Query. It has a petulant sound to it—pleading, whiny, insecure. Seems fitting.
By definition, a query is a question, but a query letter sent to an agent contains no actual written questions. Rather, the letter’s request is implicit: “Would you please consider helping me deliver to the world this beast I’ve been a creative slave to for eight years?”
The best way I can describe the writing and revising of the query letter (after following all kinds of advice over the course of several months, much of it conflicting), was that it was like working on a 10-piece jigsaw puzzle with 500 pieces to sort through. And though there is certainly some skill involved, both written and marketing, I don’t discount that there was an element of luck in striking what finally felt like the right combination of ideas and words.
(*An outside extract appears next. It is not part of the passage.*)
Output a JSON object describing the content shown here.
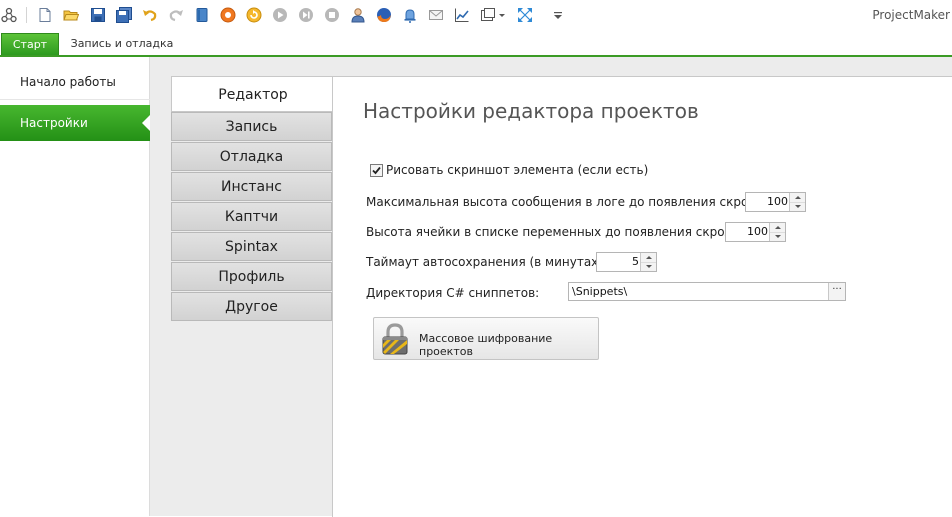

But really, I don’t yet know, beyond a single positive response, if this particular query letter will actually be effective.
Since we’re all friends here, I’ll let you be the judge to see if this pitch would hook your interest as a reader, a potential book purchaser.
Little Children meets Bridget Jones’ Diary in my 76,000-word, upmarket novel IN LIGHT OF RECENT EVENTS. Set in the American workplace, where survival of the fittest is sometimes less about clawing your way to the top than developing good camouflage, Audrey Rohmer is doing her very best to blend in as an undistinguished middle manager.
Armed with her cynicism and a case of ennui, Audrey coasts through life, uninspired by her job, unsure of her relationship with the married head of her department, and uneasy about her father’s new marriage five years after her mother’s death. But her status quo gets an astonishing jolt when, in the midst of a publicity crisis, Jamie Keefner, an old family friend-turned-Hollywood-superstar crashes on her doorstep. Holed up in secret, the two forge an unlikely friendship rooted in the common bond of their past as they try to sort through their own disappointments with adulthood. But secrets have a knack for finding their way out, and all that Audrey has worked hard to keep private and under-the-radar is ultimately thrust into the unforgiving glare of the national spotlight.
Moving fluidly between humor and poignancy, this social satire is accented by sharp dialogue as it gradually builds to its farcical ending. Along the way, we meet a cast of quirky supporting characters including Pooter, Audrey’s acerbic “partner in apathy”; “Rigid” Bridget the austere executive assistant; Ms. Ass, the mysterious neighbor; and Poppy, the substitute teacher and revolutionary.
I currently work as a copywriter for an advertising agency. My 20 years as a marketing and communications professional have provided a rich well of experience that I’ve drawn from to tell this workplace story. I have an MFA from the University of Utah. In addition to trade press articles, I have published in Salamander literary magazine and Mountain Gazette magazine.